Paul Wolfowitz

A rede internacional de movimentos sociais e organizações não-governamentais Jubileu Sul divulgou nota oficial criticando duramente a indicação de Paul Wolfowitz para a presidência do Banco Mundial. Intitulada “De Wolfensohn a Wolfowitz, o lobo imperial mostra seus dentes”, a nota afirma que a indicação feita pelo presidente dos Estados Unidos, George W. Bush, só reforça o fato de que o Banco Mundial continua sendo um instrumento da estrutura global de poder liderada pelo governo norte-americano.

Mas o que é escandaloso não é propriamente a indicação de Wolfowitz, acrescenta a organização, e sim as políticas do Banco Mundial, baseadas no Consenso de Washington, apoiadas pelos integrantes do G-8 (grupo que reúne as oito nações mais ricas do planeta), inclusive aqueles que agora criticam a indicação de Wolfowitz (uma referência aos países europeus, membros do G-8, que resistem ao nome do norte-americano).

A indicação de Wolfowitz, reconhece o Jubileu Sul, é, sem dúvida, motivo de reprovação por se tratar de “um homem do Pentágono manchado de sangue e petróleo e dar continuidade à tradição que atribui aos EUA o direito de nomear o presidente do Banco Mundial”. Não é a primeira vez que isso acontece, lembra ainda a nota.

Entre 1968 e 1981, o Banco Mundial foi dirigido por outro empresário-guerreiro, o ex-secretário de Defesa dos EUA Robert McNamara, que coordenou a política externa norte-americana durante a Guerra do Vietnã. “Mas o que é central”, argumenta o texto, “é a política que esta instituição leva adiante independentemente dos personagens, uma instituição sempre fiel a uma estrutura de poder que mata cerca de 250 mil pessoas por dia, vítimas das políticas de ajuste estrutural e dos interesses imperiais que se opõem tenazmente à redistribuição do poder econômico e social no mundo”.

A mensagem de Washington

Na avaliação dos dirigentes do Jubileu Sul, a indicação de Wolfowitz traz consigo um claro recado de Washington ao mundo.

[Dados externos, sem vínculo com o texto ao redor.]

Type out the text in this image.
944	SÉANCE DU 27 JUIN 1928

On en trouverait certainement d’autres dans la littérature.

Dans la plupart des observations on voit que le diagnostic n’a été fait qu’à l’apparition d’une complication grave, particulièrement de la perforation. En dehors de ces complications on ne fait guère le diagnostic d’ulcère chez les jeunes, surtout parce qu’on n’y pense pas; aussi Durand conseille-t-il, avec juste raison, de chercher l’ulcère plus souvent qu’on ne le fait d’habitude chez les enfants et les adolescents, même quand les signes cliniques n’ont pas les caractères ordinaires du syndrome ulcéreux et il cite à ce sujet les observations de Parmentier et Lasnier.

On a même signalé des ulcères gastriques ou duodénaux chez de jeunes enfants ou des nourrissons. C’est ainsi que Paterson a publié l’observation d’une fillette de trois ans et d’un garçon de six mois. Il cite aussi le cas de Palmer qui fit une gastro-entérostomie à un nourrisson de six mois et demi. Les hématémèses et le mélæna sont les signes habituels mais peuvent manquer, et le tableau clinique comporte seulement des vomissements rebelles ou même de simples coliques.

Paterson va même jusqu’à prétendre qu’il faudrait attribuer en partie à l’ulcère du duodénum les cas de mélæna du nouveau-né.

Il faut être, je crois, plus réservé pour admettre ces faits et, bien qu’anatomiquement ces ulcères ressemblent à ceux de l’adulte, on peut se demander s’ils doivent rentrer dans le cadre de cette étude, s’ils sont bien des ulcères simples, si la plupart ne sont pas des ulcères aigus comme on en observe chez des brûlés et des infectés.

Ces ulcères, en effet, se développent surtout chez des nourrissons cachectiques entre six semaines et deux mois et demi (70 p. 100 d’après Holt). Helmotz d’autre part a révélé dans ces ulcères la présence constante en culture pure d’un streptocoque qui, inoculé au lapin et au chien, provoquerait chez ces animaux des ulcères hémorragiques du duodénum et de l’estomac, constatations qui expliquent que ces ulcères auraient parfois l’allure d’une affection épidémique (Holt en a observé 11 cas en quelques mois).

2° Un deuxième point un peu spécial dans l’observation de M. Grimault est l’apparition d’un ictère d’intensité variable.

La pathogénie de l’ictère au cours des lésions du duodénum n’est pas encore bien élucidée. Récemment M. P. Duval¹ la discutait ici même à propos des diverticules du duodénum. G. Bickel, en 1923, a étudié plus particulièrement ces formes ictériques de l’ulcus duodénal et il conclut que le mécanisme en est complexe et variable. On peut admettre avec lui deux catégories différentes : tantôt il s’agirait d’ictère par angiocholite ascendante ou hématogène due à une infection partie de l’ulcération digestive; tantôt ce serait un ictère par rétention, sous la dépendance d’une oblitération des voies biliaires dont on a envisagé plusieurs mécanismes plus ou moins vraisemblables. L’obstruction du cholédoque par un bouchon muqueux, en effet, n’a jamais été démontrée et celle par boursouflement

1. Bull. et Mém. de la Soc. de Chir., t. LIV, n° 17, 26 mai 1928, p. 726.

O recado, que coincide com o segundo aniversário da invasão e ocupação do Iraque, seria o seguinte: o Banco Mundial, e o próprio conceito de desenvolvimento, devem seguir ocupando um lugar central na guerra neoliberal impulsionada pelos EUA contra o direito dos povos à autodeterminação e à escolha de qual modelo de desenvolvimento querem implantar em seus países.

O Jubileu Sul sustenta que a dívida externa dos países do hemisfério Sul é ilegítima e consiste em uma construção ideológica que oprime os povos desta região do planeta. Essa construção, implementada por organismos internacionais como o Banco Mundial e o Fundo Monetário Internacional (FMI), é defendida pela maioria dos governos e das elites no poder tanto no Norte quanto no Sul. A indicação de Wolfowitz não seria contraditória com essa política.

O fato de alguns países e organizações mostrarem reserva e resistência ao nome de Wolfowitz é um claro indicativo, analisa a organização, do reconhecimento dos riscos trazidos pela rebelião internacional em curso contra a ortodoxia das políticas do FMI e do Banco Mundial e contra seu atrelamento aos interesses imperiais dos EUA. A indicação de um dos principais articuladores das políticas do Pentágono para a presidência do Banco Mundial deixa exposto como nunca a íntima relação entre o imperialismo econômico e o imperialismo militar, conclui a nota.

A partir deste quadro, o Jubileu Sul faz uma convocação internacional não só para reverter a indicação de Wolfowitz, mas também para desautorizar as políticas do Banco Mundial e para desencadear uma campanha global em favor do fechamento da instituição, que se converteu mais do que nunca em um braço direto das políticas do governo Bush.

Quem é Paul Wolfowitz

No dia 16 de março, o presidente dos EUA, George W. Bush, propôs oficialmente a nomeação de Paul Wolfowitz para a presidência do Banco Mundial. Ao anunciar a indicação, Bush afirmou: “Paul é um bom homem, tem coração”.

Tradicionalmente, os EUA indicam o presidente do Banco Mundial e os europeus o do FMI. Essa tradição está baseada em um acordo informal em vigor desde a criação das instituições financeiras multilaterais, depois da Segunda Guerra Mundial. Paul Wolfowitz, de 61 anos, é um dos principais ideólogos conservadores que sustentam o governo Bush.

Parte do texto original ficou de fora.